The IBO report calls for real property tax revenues to total $18.5 billion in fiscal year 2013, up by 3% over 2012, and they will reach $19.1 billion in 2014. Growth is expected to accelerate, albeit slowly, in the last two years of the forecast, averaging 4.4% during 2015 and 2016, with revenues expected to total $20.8 billion in that last year. City officials aren’t wearing rose-colored glasses, Sweeting notes, they simply are seeing signs of the beginning of the end of the Great Recession—assuming, of course, that the country is not sent over the fiscal cliff.

“We’re talking about reasonable growth,” Sweeting says. “If you look back at 2006 or 2007, or even FY2008, the city had much stronger growth. Part of it is our economic forecast for the city. In 2012, about 70,000 jobs will have been added when the numbers are done. That number slows down to 50,000 next year but then it’ll reach 70,000-plus in the remaining years of the forecast, so those gains are driving part of it.”

The city is similarly bullish and bearish simultaneously when it comes to market value growth.

According to the report, market value growth for apartment properties (Tax Class 2) and commercial properties (Tax Class 4) has been stronger than for Tax Class 1 (single-family homes) since 2008, averaging?2.1% annually for apartment buildings and 5.4% annually for commercial buildings. IBO expects this pattern of faster growth to continue, with aggregate market value in Tax Class 2 growing by 4.8% in 2014; which is nearly matched by a 4.2% gain for commercial properties. During 2015 and 2016, the pace of market value increases in Tax Classes 2 and 4 will gradually accelerate, averaging 5% annually and 4.6% annually, respectively. 

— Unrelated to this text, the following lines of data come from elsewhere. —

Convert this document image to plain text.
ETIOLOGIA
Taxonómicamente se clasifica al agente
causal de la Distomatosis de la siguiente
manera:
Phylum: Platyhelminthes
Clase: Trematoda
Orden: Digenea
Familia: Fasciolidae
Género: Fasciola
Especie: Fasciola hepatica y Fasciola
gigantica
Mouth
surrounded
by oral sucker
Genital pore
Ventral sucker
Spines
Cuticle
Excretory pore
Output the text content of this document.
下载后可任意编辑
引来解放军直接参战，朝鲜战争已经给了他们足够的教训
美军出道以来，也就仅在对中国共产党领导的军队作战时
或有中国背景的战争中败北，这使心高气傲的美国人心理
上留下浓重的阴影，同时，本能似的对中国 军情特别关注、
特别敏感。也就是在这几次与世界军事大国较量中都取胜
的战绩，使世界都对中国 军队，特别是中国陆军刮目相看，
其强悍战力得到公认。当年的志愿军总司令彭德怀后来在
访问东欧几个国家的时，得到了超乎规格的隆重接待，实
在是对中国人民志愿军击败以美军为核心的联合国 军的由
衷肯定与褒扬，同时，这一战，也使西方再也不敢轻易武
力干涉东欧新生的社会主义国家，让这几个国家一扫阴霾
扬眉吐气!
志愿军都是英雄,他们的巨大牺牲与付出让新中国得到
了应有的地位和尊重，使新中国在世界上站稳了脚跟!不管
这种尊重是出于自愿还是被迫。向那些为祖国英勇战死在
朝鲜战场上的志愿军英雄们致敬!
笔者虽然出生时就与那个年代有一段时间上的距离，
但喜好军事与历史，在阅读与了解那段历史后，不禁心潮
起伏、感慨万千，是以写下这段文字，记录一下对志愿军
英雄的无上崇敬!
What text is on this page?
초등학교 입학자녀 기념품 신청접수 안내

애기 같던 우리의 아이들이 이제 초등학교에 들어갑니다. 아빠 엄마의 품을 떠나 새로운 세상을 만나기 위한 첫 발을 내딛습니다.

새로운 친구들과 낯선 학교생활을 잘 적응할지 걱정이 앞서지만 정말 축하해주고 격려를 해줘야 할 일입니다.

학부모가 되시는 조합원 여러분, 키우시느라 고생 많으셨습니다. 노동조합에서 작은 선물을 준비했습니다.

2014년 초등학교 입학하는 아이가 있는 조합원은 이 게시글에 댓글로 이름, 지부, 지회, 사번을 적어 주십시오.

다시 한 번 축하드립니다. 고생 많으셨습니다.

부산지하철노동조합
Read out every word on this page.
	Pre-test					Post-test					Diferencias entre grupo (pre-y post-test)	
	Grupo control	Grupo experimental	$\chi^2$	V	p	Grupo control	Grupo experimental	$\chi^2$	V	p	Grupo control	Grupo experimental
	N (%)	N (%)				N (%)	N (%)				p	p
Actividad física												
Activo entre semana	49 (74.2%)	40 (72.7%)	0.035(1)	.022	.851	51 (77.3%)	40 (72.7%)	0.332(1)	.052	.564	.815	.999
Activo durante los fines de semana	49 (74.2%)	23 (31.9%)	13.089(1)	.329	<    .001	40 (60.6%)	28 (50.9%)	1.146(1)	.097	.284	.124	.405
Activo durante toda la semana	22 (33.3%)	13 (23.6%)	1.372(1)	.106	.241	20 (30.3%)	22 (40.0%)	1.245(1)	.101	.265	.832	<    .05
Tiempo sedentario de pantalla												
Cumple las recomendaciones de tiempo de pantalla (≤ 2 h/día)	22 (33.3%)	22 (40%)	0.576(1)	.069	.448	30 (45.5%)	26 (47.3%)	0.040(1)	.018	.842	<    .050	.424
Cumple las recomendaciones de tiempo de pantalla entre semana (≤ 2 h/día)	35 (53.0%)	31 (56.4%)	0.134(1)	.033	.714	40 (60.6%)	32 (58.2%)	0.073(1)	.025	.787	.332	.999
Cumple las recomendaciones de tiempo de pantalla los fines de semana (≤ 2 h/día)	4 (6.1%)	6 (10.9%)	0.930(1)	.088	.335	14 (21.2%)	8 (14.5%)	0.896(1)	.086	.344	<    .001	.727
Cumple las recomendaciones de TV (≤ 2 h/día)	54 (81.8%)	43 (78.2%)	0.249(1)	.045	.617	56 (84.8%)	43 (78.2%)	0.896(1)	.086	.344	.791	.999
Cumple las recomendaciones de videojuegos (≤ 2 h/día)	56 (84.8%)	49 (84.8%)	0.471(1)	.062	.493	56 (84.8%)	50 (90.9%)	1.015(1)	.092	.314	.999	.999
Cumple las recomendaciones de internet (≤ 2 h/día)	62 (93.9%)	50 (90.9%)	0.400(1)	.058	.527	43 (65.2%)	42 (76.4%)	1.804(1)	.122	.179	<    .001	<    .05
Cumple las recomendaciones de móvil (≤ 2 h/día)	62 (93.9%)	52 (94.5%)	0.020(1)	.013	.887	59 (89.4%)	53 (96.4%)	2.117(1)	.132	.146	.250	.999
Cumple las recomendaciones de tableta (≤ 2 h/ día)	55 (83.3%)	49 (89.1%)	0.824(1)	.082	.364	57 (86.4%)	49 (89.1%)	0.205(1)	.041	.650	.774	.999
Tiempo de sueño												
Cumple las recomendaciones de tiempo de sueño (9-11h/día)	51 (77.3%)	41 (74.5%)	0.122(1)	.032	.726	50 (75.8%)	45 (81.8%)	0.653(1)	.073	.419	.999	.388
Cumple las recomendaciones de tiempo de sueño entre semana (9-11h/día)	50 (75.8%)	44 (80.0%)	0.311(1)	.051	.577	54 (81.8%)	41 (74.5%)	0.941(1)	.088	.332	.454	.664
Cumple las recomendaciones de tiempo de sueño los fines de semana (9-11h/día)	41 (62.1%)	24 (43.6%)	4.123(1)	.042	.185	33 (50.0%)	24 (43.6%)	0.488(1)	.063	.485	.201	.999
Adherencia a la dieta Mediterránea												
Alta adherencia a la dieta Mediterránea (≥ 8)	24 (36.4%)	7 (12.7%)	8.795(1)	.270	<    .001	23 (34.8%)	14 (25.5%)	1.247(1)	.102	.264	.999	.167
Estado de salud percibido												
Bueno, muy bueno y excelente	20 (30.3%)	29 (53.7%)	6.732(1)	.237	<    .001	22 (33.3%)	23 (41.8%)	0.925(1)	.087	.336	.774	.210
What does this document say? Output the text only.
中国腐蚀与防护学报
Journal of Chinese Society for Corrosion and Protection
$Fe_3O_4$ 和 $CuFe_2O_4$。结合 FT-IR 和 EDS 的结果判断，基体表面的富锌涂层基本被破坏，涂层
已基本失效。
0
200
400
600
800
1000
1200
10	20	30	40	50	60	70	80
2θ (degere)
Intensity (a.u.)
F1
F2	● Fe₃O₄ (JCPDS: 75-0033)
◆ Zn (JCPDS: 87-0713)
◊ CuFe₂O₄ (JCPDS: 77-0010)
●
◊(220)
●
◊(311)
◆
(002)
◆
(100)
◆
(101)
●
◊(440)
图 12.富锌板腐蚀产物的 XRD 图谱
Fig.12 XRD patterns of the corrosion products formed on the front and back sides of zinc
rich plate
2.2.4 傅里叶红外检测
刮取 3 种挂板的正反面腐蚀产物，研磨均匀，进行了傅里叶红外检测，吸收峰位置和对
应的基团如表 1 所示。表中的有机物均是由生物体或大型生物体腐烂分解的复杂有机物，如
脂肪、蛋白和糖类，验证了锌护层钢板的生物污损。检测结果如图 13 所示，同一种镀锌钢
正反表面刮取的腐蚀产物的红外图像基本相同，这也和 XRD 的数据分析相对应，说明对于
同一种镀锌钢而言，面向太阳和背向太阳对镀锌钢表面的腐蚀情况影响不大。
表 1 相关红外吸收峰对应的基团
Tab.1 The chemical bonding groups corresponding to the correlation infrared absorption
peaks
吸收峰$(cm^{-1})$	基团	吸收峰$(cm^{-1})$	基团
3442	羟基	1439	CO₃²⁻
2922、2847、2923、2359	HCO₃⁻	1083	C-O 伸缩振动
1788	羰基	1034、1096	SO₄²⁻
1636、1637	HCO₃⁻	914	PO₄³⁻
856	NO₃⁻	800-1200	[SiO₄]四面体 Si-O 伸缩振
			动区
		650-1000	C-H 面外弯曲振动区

Yet, city money watchers expect apartments to gain the upper hand over commercial properties on the market value growth front, notes Sweeting.

“In the last few years, commercial property that’s Tax Class 4 has been running ahead of apartment buildings but we see that switching,” he says. While job growth is anticipated, one important sector is noticeably absent from the improvement trend.

“Even though there’s job creation, there isn’t a lot in the finance sector,” observes Sweeting. “Much of it is in healthcare, education, business services and information; those are industries that can use older buildings and they don’t command the same rents as the financial sector did when it was adding a lot of jobs. So that slows our estimates of market value.”

He continues, “The finance sector is always a key variable in terms of the city’s  economy and taxes, but a lot of the growth in commercial real estate hasn’t been class A space,  it’s been Class 4, which is retail and institutional properties, and commercial development outside of Manhattan.”

Even the types of apartments that will thrive will vary, according to Sweeting.

“Certainly the demand for very high-end condos has been strong, and we’re expecting that to continue,” he says. “Class 1 isn’t expected to see the same growth. Rentals also are showing some growth, but there’s not much growth in co-ops.”

An accounting peculiarity of NYC is at least part of the reason for the difference in forecasts for revenue compared to market value, says Sweeting. “When you look at the projection of revenue, both for apartments and commercial buildings, the increases in market value are phased in over five years, so there’s always a lag in market values against what’s happening with the assessed value,” he notes.

“There’s a pipeline of assessed changes waiting to be factored in,” Sweeting continues, “so there’s always a lag between revenue and market values. It’s built into the law in terms of how the tax is administered.”